I just need some help hence why I can't show any working, I just am not sure where to begin....
Perhaps taking a step backwards . . .
Suppose you have a MODEL for a process, but you can't predict the coefficients of the model. For instance, you believe \(\displaystyle y\) should be proportional to A, but with a correction proportional to A^2, and another term depending on Z. Your model is
\(\displaystyle y = \beta_1 \times A + \beta_2 \times A^2 + \beta_3 \times Z\)
So you set up an experiment to measure y for as wide a range of the parameters (A,Z) as you can manage. Note that A and Z are either controlled, or are found as part of the measurement. In either case they are known "perfectly" without any uncertainty. All of the uncertainty of each measurement is associated with \(\displaystyle y\), and is usually expressed as a standard deviation, \(\displaystyle u\).
1st measurement: \(\displaystyle y_1 = \beta_1 A_1 + \beta_2 A_1^2 + \beta_3 Z_1 + u_1\)
2nd
....................\(\displaystyle y_2 = \beta_1 A_2 + \beta_2 A_2^2 + \beta_3 Z_2 + u_2\)
. . .
jth
......................\(\displaystyle y_j = \beta_1 A_j + \beta_2 A_j^2 + \beta_3 Z_j + u_j\)

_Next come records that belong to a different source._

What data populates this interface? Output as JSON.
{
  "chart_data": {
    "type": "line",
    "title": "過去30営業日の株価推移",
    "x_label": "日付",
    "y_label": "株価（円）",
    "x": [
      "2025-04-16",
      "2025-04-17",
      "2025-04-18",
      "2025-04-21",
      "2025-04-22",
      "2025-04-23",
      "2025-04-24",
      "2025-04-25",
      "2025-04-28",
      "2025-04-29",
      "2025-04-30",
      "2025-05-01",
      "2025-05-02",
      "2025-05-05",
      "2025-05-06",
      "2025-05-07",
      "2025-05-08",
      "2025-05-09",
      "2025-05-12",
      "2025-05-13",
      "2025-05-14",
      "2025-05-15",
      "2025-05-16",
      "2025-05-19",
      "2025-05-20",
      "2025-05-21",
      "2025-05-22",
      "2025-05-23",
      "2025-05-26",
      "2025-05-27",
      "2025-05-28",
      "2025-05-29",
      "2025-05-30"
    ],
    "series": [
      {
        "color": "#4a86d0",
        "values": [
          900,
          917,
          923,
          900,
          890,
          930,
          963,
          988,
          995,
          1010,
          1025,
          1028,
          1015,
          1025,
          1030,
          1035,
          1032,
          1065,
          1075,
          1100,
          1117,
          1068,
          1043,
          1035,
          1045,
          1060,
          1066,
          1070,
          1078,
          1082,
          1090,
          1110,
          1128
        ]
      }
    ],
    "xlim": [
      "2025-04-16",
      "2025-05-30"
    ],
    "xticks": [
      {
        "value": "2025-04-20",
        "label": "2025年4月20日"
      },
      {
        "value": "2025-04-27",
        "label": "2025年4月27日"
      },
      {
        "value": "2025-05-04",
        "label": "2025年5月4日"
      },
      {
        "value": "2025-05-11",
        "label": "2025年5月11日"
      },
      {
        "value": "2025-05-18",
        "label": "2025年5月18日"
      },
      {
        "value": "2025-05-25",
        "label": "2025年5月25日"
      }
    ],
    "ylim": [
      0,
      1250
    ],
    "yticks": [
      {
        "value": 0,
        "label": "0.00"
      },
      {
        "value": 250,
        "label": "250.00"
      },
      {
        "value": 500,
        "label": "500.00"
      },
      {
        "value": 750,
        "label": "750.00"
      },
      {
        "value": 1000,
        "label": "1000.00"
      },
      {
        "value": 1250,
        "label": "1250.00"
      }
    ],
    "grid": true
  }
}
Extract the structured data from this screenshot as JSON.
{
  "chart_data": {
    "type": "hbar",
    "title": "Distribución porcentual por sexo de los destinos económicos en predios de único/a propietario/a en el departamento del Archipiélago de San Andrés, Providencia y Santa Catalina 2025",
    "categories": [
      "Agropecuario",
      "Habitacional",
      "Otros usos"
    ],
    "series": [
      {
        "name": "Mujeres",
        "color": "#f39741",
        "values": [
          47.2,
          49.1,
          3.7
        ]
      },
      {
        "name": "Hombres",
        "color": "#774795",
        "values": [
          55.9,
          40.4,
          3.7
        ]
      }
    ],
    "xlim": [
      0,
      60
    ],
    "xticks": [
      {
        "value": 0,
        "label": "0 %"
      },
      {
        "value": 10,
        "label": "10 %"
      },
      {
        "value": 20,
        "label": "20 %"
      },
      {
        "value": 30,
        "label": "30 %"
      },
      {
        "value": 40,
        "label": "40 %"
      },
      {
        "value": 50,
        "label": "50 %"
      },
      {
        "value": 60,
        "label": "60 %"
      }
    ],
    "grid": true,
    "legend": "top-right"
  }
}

The next task is to find a set of coefficients \(\displaystyle (\beta_1\ \beta_2\ \beta_3)\) that make a "best fit" of the model to the data. One of the most frequently used procedures is "ordinary least squares," in which the sum of the squares of the differences between the measured and predicted values of \(\displaystyle y\) is minimized. ["Ordinary" means the uncertainties \(\displaystyle u\) are not propagated - my own preference is to do a "weighted" least squares with each datum weighted as \(\displaystyle 1/u_j^2\).]
Let
.........\(\displaystyle \displaystyle S = \sum_{j=1}^N (y_j - \hat y)^2 = \sum_{j=1}^N(y_j - \beta_1 A_j - \beta_2 A_j^2 - \beta_3 Z_j )^2\)
then set
..\(\displaystyle \dfrac{\partial S}{\partial \beta_i} = 0\ \ \ \text{ for }i = 1 \text{ to }k\)
which is now a set of \(\displaystyle k\) equations in \(\displaystyle k\) unknowns. The questions you are being asked have to do with the properties of this system of equations.
Does it help to start with a somewhat more explicit model?